La conclusión honesta. La centralización de contadores es tener todos los contadores del edificio juntos en un recinto común, un eslabón de la cadena red → acometida → CGP → contadores → tu cuadro. El contador es de la distribuidora y no se toca; el recinto es de la comunidad; lo tuyo empieza en tu cuadro. Saber dónde está el tuyo, su CUPS y quién responde de cada tramo te ahorra tiempo en cualquier gestión y discusiones en la próxima junta.
Siguiente paso: si vas a mover algo de tu lado de la frontera, empieza por entender tu cuadro eléctrico y por saber cuándo hace falta un boletín eléctrico (CIE).
Preguntas frecuentes
- ¿Qué es la centralización de contadores?
- Es agrupar los contadores de luz de todas las viviendas de un edificio en un mismo lugar, normalmente un cuarto o armario en la planta baja o el portal.
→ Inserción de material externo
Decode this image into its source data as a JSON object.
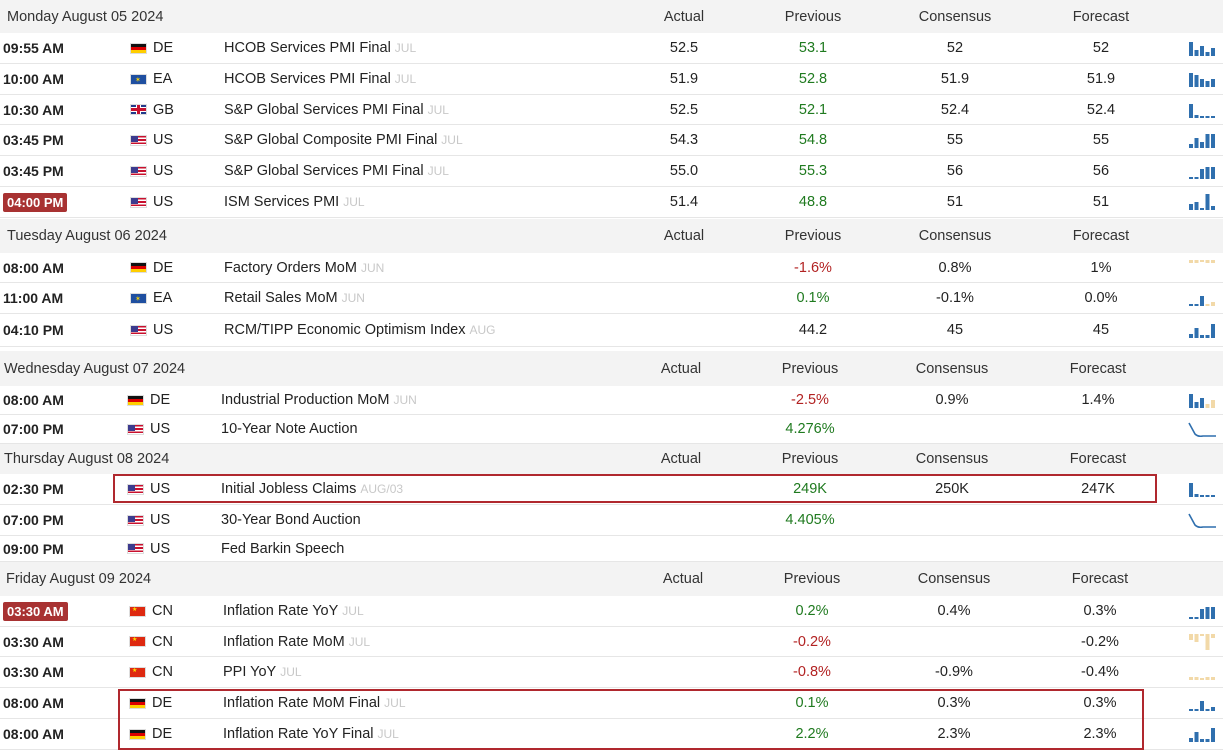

Así se concentra la medida del consumo de cada vivienda en un punto común y accesible, en lugar de tener un contador disperso en cada piso. Es lo habitual en edificios de viviendas modernos.
- ¿Dónde están los contadores de la luz en un edificio?
- En los edificios con centralización suelen estar en un cuarto de contadores o un armario en la planta baja, el portal o un recinto específico. En edificios antiguos o viviendas unifamiliares pueden estar en cada planta, en la fachada o en una hornacina exterior. El contador identifica el consumo de cada suministro mediante su CUPS.
- ¿De quién es el contador de la luz?
- El contador y su mantenimiento corresponden a la distribuidora, que es la propietaria de los equipos de medida, aunque su lectura sirva para facturar a través de la comercializadora. El usuario no debe manipular el contador. La instalación que va del contador hacia el interior de la vivienda sí es responsabilidad del propietario.
- ¿Qué hay entre la acometida y mi vivienda?
- La electricidad entra al edificio por la acometida, pasa por la caja general de protección (las protecciones generales), llega a la centralización de contadores (donde se mide el consumo de cada vivienda) y, desde el contador de tu piso, sube por la derivación individual hasta tu cuadro eléctrico. A partir de tu cuadro empieza tu instalación interior.
- ¿Quién paga las obras del cuarto de contadores?
- El recinto de contadores es un elemento común del edificio, así que su adecuación (puerta, ventilación, alumbrado, humedades) se costea entre todos los vecinos como cualquier otra obra común, y se aprueba en junta. El contador en sí y su sustitución corren a cargo de la distribuidora, que es su propietaria.
- ¿Puedo abrir el cuarto de contadores para ver el mío?
- El recinto suele estar cerrado y su llave la tiene la comunidad o el administrador, y la distribuidora dispone de su propio acceso. Puedes pedir que te lo abran para ver la lectura o el número de tu contador, pero nunca se manipulan las tapas precintadas ni los bornes: eso solo lo toca personal de la distribuidora o un instalador autorizado.